J.M. Si nous utilisons ces talents pour remplir notre vide intérieur et si nous fondons notre identité à partir de ceux-ci, alors nous ne sommes pas au service de Dieu. Si, au contraire, nous mettons nos talents au service de l’humanité, alors ils se déploient naturellement. Tout dépend de notre attitude intérieure. Si notre vie se déploie, nous n’allons pas utiliser les autres en tant qu’objet de notre enrichissement personnel. Par exemple, un médecin peut utiliser les patients soit pour s’enrichir soit pour exprimer le divin dans ses relations. Dans ce dernier cas, le patient incarne la présence de Dieu face lui.

Dans vos retraites, vous proposez des temps de méditation. En quoi cette pratique favorise-t-elle la créativité ?

J.M. La méditation contribue à la purification de notre ego. Son but est de déconditionner notre mental, afin qu’il devienne comme un pur miroir, permettant à la créativité de se manifester. Cela dit, j’accompagne des sessions depuis de nombreuses années. Et il est vrai qu’on peut aussi fabriquer des ego, en méditant : « Je suis un bon méditant, je suis un bon méditant. » Là encore c’est une question d’attitude intérieure : dans quelle disposition méditons-nous ?

Durant les retraites, vous proposez aussi des temps de prière. Demandez-vous à Dieu : « Aide-moi à être créatif »?

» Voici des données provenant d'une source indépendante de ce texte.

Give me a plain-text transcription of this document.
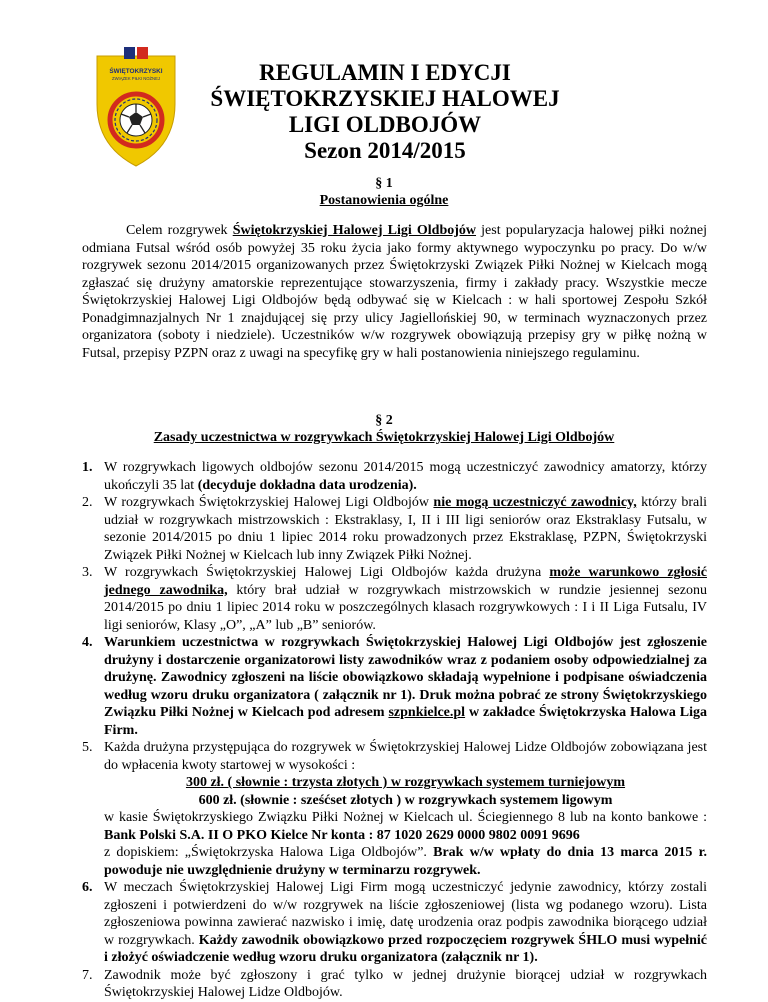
ŚWIĘTOKRZYSKI
ZWIĄZEK PIŁKI NOŻNEJ	REGULAMIN I EDYCJI
ŚWIĘTOKRZYSKIEJ HALOWEJ
LIGI OLDBOJÓW
Sezon 2014/2015
§ 1
Postanowienia ogólne
Celem rozgrywek Świętokrzyskiej Halowej Ligi Oldbojów jest popularyzacja halowej piłki nożnej odmiana Futsal wśród osób powyżej 35 roku życia jako formy aktywnego wypoczynku po pracy. Do w/w rozgrywek sezonu 2014/2015 organizowanych przez Świętokrzyski Związek Piłki Nożnej w Kielcach mogą zgłaszać się drużyny amatorskie reprezentujące stowarzyszenia, firmy i zakłady pracy. Wszystkie mecze Świętokrzyskiej Halowej Ligi Oldbojów będą odbywać się w Kielcach : w hali sportowej Zespołu Szkół Ponadgimnazjalnych Nr 1 znajdującej się przy ulicy Jagiellońskiej 90, w terminach wyznaczonych przez organizatora (soboty i niedziele). Uczestników w/w rozgrywek obowiązują przepisy gry w piłkę nożną w Futsal, przepisy PZPN oraz z uwagi na specyfikę gry w hali postanowienia niniejszego regulaminu.
§ 2
Zasady uczestnictwa w rozgrywkach Świętokrzyskiej Halowej Ligi Oldbojów
1. W rozgrywkach ligowych oldbojów sezonu 2014/2015 mogą uczestniczyć zawodnicy amatorzy, którzy ukończyli 35 lat (decyduje dokładna data urodzenia).
2. W rozgrywkach Świętokrzyskiej Halowej Ligi Oldbojów nie mogą uczestniczyć zawodnicy, którzy brali udział w rozgrywkach mistrzowskich : Ekstraklasy, I, II i III ligi seniorów oraz Ekstraklasy Futsalu, w sezonie 2014/2015 po dniu 1 lipiec 2014 roku prowadzonych przez Ekstraklasę, PZPN, Świętokrzyski Związek Piłki Nożnej w Kielcach lub inny Związek Piłki Nożnej.
3. W rozgrywkach Świętokrzyskiej Halowej Ligi Oldbojów każda drużyna może warunkowo zgłosić jednego zawodnika, który brał udział w rozgrywkach mistrzowskich w rundzie jesiennej sezonu 2014/2015 po dniu 1 lipiec 2014 roku w poszczególnych klasach rozgrywkowych : I i II Liga Futsalu, IV ligi seniorów, Klasy „O”, „A” lub „B” seniorów.
4. Warunkiem uczestnictwa w rozgrywkach Świętokrzyskiej Halowej Ligi Oldbojów jest zgłoszenie drużyny i dostarczenie organizatorowi listy zawodników wraz z podaniem osoby odpowiedzialnej za drużynę. Zawodnicy zgłoszeni na liście obowiązkowo składają wypełnione i podpisane oświadczenia według wzoru druku organizatora ( załącznik nr 1). Druk można pobrać ze strony Świętokrzyskiego Związku Piłki Nożnej w Kielcach pod adresem szpnkielce.pl w zakładce Świętokrzyska Halowa Liga Firm.
5. Każda drużyna przystępująca do rozgrywek w Świętokrzyskiej Halowej Lidze Oldbojów zobowiązana jest do wpłacenia kwoty startowej w wysokości :
300 zł. ( słownie : trzysta złotych ) w rozgrywkach systemem turniejowym
600 zł. (słownie : sześćset złotych ) w rozgrywkach systemem ligowym
w kasie Świętokrzyskiego Związku Piłki Nożnej w Kielcach ul. Ściegiennego 8 lub na konto bankowe : Bank Polski S.A. II O PKO Kielce Nr konta : 87 1020 2629 0000 9802 0091 9696
z dopiskiem: „Świętokrzyska Halowa Liga Oldbojów”. Brak w/w wpłaty do dnia 13 marca 2015 r. powoduje nie uwzględnienie drużyny w terminarzu rozgrywek.
6. W meczach Świętokrzyskiej Halowej Ligi Firm mogą uczestniczyć jedynie zawodnicy, którzy zostali zgłoszeni i potwierdzeni do w/w rozgrywek na liście zgłoszeniowej (lista wg podanego wzoru). Lista zgłoszeniowa powinna zawierać nazwisko i imię, datę urodzenia oraz podpis zawodnika biorącego udział w rozgrywkach. Każdy zawodnik obowiązkowo przed rozpoczęciem rozgrywek ŚHLO musi wypełnić i złożyć oświadczenie według wzoru druku organizatora (załącznik nr 1).
7. Zawodnik może być zgłoszony i grać tylko w jednej drużynie biorącej udział w rozgrywkach Świętokrzyskiej Halowej Lidze Oldbojów.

J.M. Non, l’essence de la priere c’est : « Que ta volonté -et non la mienne- soit faite ». Il n’est pas facile d’atteindre un tel niveau de détachement, car notre premiere tâche est de purifier notre ego. Or progressivement, nous découvrons que la prière consiste non plus à demander à Dieu ce que nous voulons, mais ce que Lui veut de nous. A la question: « Que veux-tu que je fasse ? », il dira : « Permets que je travaille en toi, par toi. C’est pour cette raison que je t’ai créé. Jusqu’à présent, tu t’es servi de moi ! » (rires)

Quand nous avons pris conscience que telle est notre vocation,nous comprenons que jusqu’à présent nous nous orientions vers une mauvaise direction. Nous pouvons alors nous abandonner à Dieu, à travers un processus quotidien et permanent, à reprendre chaque jour.